Логика работала безукоризненно, мысленно разделяя вину на две равные половины. Но совесть… она была непреклонна, раздирая изнутри жутким, давящим осознанием страшного факта.
Чтобы мама ушла, Сергей постарался изобразить глубокий сон, но настырная родительница, терзаемая любовью и жалостью к собственному чаду, умываясь слезами, просидела возле больничной койки целый час, периодически вымаливая дополнительные десять минут присутствия в палате у медицинского персонала.
Вроде бы подобное положение вещей должно было умилить Берлова, но вместо этого настырное и глупое присутствие не вызывало ничего, кроме чувства глубокого раздражения.
С мамой Берлов практически не общался с четырнадцати лет. Ему хватило ума осознать, что гиперзабота матери ведёт к деградации. Стоило ему кашлянуть или чихнуть в её присутствии, как с полки старинного серванта важно доставалась коробка с медикаментами, и в якобы болеющего Сергея вливалось всё, что могло уберечь дитятко от страданий, связанных с простудой.
К четырнадцати годам, медицинская карточка Сергея была толщиной со старинный фолиант. Именно в момент очередного посещения врача, критически взглянув на вещи, Берлов понял, что если он не оттолкнёт мать от себя, то оттолкнёт прочь возможность стать здоровым и полноценным человеком.
С четырнадцати лет Берлов практически не шёл на контакт, мужественно перенося на ногах, самые тяжёлые простуды. Всё это нужно было для того, чтобы подорванное здоровье, понемногу начало выправляться, превращая болезненного, худосочного подростка, в высокого и стройного юношу, чей иммунитет успешно справлялся со всеми сезонными вызовами.
Теперь же, в палате, под тихие всхлипывания матери, Берлов чувствовал, что снова невольно ощущает себя тем четырнадцатилетним юнцом, которого родная мать желает, во что бы то ни стало поставить на ноги вливанием препаратов и микстур.
Когда Анна Викторовна ушла, раненный мужчина ощутил глубокое облегчение.

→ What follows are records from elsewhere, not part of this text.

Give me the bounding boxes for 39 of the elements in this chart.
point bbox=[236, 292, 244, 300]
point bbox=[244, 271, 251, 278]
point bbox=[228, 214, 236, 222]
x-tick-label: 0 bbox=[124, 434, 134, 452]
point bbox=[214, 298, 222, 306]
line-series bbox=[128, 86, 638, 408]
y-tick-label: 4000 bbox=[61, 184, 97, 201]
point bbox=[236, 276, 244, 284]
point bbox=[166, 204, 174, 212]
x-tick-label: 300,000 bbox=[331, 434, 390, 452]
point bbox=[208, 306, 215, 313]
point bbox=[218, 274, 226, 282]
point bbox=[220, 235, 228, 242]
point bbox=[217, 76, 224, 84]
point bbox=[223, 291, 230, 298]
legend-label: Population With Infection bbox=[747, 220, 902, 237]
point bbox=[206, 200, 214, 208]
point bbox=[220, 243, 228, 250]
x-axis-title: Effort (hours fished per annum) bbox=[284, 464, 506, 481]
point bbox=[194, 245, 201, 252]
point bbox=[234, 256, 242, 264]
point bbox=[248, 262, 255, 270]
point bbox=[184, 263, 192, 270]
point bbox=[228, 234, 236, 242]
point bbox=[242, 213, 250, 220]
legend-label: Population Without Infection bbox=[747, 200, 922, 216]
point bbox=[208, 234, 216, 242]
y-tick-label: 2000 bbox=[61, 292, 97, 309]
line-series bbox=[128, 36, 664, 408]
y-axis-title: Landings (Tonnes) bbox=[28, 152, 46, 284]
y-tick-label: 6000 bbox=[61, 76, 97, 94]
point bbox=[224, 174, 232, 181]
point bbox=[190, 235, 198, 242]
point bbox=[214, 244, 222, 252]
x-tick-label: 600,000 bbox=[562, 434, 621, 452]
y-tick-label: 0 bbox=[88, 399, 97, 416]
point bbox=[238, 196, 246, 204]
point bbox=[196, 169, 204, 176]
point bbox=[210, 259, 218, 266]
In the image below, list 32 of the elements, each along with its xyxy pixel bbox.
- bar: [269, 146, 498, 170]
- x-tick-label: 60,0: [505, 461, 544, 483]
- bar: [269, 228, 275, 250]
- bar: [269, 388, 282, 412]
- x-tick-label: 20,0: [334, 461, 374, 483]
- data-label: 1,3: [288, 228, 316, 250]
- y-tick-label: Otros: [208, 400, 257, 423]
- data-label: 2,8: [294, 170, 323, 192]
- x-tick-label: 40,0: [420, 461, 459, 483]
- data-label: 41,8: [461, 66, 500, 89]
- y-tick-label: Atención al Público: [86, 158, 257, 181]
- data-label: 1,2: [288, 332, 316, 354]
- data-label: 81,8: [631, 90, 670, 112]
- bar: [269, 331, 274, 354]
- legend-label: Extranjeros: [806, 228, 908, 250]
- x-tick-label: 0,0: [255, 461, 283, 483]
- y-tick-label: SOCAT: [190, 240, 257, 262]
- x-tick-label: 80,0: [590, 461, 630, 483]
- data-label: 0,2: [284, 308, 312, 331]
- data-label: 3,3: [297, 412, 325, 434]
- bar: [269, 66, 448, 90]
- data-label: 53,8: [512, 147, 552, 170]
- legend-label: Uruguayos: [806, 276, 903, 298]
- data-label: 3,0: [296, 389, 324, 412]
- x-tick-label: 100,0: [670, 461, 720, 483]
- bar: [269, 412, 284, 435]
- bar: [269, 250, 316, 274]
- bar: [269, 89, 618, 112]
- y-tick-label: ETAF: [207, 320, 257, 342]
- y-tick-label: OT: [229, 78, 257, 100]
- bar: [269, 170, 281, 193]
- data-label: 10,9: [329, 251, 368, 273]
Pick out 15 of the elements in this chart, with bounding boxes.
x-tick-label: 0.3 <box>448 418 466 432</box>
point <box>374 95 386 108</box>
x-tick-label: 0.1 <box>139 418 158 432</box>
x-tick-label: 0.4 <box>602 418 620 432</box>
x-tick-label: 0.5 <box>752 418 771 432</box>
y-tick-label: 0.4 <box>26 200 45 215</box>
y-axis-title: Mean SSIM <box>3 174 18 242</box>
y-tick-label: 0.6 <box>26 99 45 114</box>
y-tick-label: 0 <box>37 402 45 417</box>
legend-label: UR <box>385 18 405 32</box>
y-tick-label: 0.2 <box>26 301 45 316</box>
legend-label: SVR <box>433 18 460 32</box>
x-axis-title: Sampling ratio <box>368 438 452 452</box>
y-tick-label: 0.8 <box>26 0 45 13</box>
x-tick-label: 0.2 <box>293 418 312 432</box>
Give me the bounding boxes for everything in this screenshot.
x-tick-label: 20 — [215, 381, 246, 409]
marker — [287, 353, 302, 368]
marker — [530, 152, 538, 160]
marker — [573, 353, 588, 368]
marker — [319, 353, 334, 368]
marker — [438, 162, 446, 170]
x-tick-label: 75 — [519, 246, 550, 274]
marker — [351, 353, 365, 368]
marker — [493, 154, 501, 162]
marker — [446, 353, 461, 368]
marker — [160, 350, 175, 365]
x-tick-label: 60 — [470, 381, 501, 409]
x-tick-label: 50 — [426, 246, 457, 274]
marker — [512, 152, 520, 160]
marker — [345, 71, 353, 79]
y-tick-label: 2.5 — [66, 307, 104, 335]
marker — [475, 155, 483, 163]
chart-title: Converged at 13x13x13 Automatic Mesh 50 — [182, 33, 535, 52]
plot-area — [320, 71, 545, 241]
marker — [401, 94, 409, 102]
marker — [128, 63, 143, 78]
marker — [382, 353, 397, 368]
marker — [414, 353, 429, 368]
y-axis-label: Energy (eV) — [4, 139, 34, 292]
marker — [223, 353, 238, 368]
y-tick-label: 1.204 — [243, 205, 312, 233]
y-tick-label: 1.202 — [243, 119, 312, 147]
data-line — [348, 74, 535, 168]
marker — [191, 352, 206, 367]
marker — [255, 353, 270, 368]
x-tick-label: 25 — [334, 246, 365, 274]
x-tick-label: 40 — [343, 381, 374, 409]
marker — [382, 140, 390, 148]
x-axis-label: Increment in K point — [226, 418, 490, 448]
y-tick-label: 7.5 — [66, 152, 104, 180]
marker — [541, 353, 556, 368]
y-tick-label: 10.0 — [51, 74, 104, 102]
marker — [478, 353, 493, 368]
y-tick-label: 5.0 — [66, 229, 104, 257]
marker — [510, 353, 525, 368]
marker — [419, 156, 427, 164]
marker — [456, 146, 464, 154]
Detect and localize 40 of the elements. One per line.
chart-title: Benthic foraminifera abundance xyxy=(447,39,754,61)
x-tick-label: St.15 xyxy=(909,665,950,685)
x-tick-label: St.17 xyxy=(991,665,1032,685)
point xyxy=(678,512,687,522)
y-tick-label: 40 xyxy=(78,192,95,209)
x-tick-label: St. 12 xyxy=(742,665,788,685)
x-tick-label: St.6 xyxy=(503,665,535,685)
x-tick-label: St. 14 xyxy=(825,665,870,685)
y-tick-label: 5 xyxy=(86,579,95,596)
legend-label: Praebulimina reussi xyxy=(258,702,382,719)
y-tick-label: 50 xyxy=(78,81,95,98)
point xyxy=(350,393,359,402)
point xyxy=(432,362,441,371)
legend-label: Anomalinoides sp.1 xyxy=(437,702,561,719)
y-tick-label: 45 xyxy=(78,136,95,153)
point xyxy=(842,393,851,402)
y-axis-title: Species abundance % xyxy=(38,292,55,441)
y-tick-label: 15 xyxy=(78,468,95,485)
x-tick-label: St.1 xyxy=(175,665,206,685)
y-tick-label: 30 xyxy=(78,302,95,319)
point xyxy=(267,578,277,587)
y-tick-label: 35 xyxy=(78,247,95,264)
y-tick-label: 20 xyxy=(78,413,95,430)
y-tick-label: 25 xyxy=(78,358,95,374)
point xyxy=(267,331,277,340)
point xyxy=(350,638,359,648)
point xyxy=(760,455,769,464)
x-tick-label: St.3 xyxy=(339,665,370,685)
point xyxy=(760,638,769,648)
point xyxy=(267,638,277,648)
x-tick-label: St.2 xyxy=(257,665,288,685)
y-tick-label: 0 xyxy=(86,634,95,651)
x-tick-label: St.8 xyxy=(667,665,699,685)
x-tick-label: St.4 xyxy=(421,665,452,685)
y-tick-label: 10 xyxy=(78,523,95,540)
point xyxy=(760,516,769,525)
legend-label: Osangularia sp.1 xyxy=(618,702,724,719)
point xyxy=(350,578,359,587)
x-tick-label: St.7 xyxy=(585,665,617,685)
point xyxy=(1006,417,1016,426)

Радовался он рано. Следователь – лёгкий на помине, вошёл в палату пятнадцать минут спустя, разминувшись с заплаканной матерью в дверях больницы. Одетый в гражданский, строгий костюм представитель правоохранительных органов был больше похож на адвоката или менеджера средней руки, но ещё с порога, Берлов прекрасно понял, кто на самом деле приближается к нему. С приходом полицейского началась новая череда мытарств:
– Сергей Иванович, здравствуйте. Меня зовут Роман Эдуардович Левченко, и я являюсь старшим следователем полиции в звании капитана. Вам уже сказали, по какому поводу я вас беспокою?
– Да, – хрипло ответил сотруднику Сергей, – смерть причинённая непредумышленно.
– Нет, – отрицательно замотал головой Роман Эдуардович, хищно улыбаясь при этом – с этим разобрались без вашего участия. Видео с камер наблюдения и видеорегистратора, показывают, что водитель маршрутки значительно превысил скорость, чтобы успеть на перекрёсток, а вы тронулись на зелёный свет.
– Но это было не так. Я чётко помню жёлтый показатель светофора, – сглотнув слюну, честно ответил Берлов.
Он находился в таком сокрушённом состоянии рассудка и души, что был готов принять любой приговор, со стороны правоохранительных органов. Лишь бы совесть хоть немного отпустила свой железный захват.
– Это не так, – с нажимом ответил Левченко, – всё было так, как я сказал и никак иначе! Значит, вас не успели предупредить. Кое-кто очень влиятельный в городе и кому репутация банка совсем небезразлична, заплатил хорошую сумму, чтобы мы выявили ваш старт на зелёный свет. К сожалению, ради этого пришлось продать вашу квартиру, которая находилась в залоге у финансового учреждения, но потеря жилплощади – это меньшее из зол в данной ситуации.